Saray rejimi İstiklal Caddesi’ndeki bombalı saldırıyı bir “lütuf “olarak kullanmaya devam ediyor. İstanbul İstiklal Caddesi ve Taksim Meydanı her gün yeni yasaklarla işçi ve emekçilere kapatılıyor.
İstanbul Valiliği yayınladığı genelgeyle “önlem” adı altında yeni yasakları duyurdu. “Genel emir” genelgesiyle yasakların amacı “Tramvay ulaşımının ve yaya trafiğinde akışın sağlanması ve sürekliliğin korunması, kamu düzeni ve genel asayişin sağlanması…” olarak ifade edildi.
Bu gerekçelerle her türlü stant kurulmasına, sergi açılmasına, seyyar satış yapılması ve satış tezgâhı konulmasına, sosyal, kültürel veya ticari etkinlikler düzenlenmesine, toplu veya bireysel sokak müzisyenliği ve performans gösterileri yapılmasına, hanutçuluk faaliyetlerine ve benzerlerine kesinlik izin verilmeyeceği duyuruldu.
“Genel emir” olarak adlandırılan yeni yasakların hedefinde ne var?
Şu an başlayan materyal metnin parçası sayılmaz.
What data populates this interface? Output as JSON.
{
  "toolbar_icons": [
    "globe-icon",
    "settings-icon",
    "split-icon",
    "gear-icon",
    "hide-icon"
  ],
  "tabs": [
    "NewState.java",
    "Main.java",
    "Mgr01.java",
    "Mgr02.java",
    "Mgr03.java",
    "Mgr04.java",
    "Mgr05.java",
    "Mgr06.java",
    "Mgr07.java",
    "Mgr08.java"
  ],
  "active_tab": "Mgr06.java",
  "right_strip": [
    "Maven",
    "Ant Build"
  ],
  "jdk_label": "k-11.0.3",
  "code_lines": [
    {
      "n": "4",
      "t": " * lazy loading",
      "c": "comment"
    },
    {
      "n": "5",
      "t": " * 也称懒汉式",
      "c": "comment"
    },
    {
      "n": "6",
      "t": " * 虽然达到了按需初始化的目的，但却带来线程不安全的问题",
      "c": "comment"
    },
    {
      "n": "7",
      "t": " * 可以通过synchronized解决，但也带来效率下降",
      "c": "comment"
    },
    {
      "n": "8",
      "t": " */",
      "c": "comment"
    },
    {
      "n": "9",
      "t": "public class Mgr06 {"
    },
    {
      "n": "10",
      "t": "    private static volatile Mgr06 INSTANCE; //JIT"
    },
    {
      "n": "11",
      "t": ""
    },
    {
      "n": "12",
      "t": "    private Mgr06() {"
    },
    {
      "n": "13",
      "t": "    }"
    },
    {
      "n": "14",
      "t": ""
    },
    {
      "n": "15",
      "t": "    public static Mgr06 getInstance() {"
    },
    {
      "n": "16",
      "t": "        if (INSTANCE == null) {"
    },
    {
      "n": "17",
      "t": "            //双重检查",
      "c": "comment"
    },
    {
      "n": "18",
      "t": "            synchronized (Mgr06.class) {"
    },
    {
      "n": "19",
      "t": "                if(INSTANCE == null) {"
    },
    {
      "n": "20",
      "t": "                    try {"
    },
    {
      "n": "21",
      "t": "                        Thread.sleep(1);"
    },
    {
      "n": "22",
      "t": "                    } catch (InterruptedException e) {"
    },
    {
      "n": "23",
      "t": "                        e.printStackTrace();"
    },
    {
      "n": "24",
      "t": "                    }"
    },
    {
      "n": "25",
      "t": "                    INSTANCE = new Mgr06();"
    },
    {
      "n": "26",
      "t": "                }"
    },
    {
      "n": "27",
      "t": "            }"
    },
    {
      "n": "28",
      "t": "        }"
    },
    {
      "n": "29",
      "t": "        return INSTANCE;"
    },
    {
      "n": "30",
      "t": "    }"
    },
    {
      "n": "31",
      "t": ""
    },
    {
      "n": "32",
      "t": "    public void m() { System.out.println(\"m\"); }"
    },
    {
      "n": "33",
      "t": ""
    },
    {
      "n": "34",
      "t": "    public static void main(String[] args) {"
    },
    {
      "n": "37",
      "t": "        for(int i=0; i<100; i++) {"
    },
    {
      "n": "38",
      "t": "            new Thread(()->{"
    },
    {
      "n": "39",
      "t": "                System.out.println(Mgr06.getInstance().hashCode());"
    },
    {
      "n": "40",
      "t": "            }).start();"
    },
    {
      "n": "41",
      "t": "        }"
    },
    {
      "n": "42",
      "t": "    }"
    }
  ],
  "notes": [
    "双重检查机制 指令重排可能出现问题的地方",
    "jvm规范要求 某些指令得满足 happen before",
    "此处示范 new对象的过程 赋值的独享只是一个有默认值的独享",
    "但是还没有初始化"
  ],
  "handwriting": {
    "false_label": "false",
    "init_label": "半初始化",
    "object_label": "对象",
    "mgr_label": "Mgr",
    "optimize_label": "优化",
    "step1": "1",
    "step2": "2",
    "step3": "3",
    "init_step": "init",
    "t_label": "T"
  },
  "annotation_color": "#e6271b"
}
Pek çok alanda meşruiyetini yitiren ve toplumsal mücadelenin patlak vermesinden korkan sermaye iktidarı her gün yeni bir faşist genelge yayınlıyor. 2’si çocuk 6 kişinin yaşamını yitirdiği, 81 kişinin yaralandığı bombalı saldırıya ilişkin yapılan resmi açıklamaların çelişkili ve tutarsız olmasından dolayı toplumun büyük bir kesimi tarafından inandırıcı bulunmaması ve beklenen desteği alamaması üzerine Saray rejimi bir kez daha sokakları, eylem ve gösterileri hedef alarak faşist baskı ve yasaklarla devlet terörünü meşrulaştırmanın peşindedir.
Taksim saldırısı ardından tırmandırılan savaş ve saldırganlık histerisi Kürt halkının üzerine bomba olarak yağdı. Bir taraftan savaş ve saldırganlıkla bölge halklarına saldıran saray rejimi öte yandan içerde ırkçı-milliyetçi hezeyanlarla Kürt ve göçmen düşmanlığını körüklüyor. Savaş ve saldırganlık politikalarını hayata geçirmek için cihatçı çetelerle birlikte yürüttüğü kirli ilişkilerin üzerini örtmeye çalışıyor. Aynı zamanda faşist baskı ve terörle kadınların, gençlerin, işçilerin ve emekçilerin taleplerini haykırdıkları cadde ve meydanlar eylem ve etkinliklere kapatılarak topluma korku hâkim kılınmak isteniyor.
25 Kasım eylemleri ile açığa çıkabilecek toplumsal muhalefet hedefte!
Bugün yasakların hedefinde 25 Kasım eylem ve etkinlikleri yer almaktadır. Yıllardır İstanbul’da 25 Kasım eylemlerinin adresi olan İstiklal Caddesi’nin 25 Kasım sabahı tüm eylem ve etkinliklere kapatılması ve yasaklanması elbette tesadüf değil. Saray rejiminin hedefinde toplumsal muhalefetin en diri kesimi olan kadın mücadelesi var. İstanbul Sözleşmesi’nden bir gecede çıkılması, “Aile kanunu” bahanesi ile LGBTİ+lara dönük düşmanlık ve toplumu sahte temellerde kutuplaştırma girişimleri yükselen kadın hareketini ve toplumsal muhalefetin önünü kesme çabasının bir üründür. Bu aynı zamanda yaratılan korku iklimiyle toplumu baskı ve zorbalıkla yönetme çabasıdır.
Haklarımızdan ve özgürlüğümüzden vazgeçmeyeceğiz!
Yaratılan bu korku ikliminin gerisinde gerici-faşist rejimin her an iktidarını kaybetme korkusu yatmaktadır. İstiklal Caddesi’ndeki patlamayı fırsata çeviren Saray rejimi yayınladığı “genel emirle” neredeyse “OHAL” ilan etti. Böylece OHAL’in giderek tüm alanlara yayılmak istenmesi ise bir sır değil. Yasaklara, baskılara ve savaş ve saldırganlığa dur demek için işçi ve emekçilerin birleşik ve örgütlü mücadelesi tayin edici olacaktır.
25 Kasım Kadına Yönelik Şiddete Karşı Uluslararası Mücadele Günü’nde yasakları parçalamak, haklarımıza ve özgürlüklerimize sahip çıkmak için alanlara!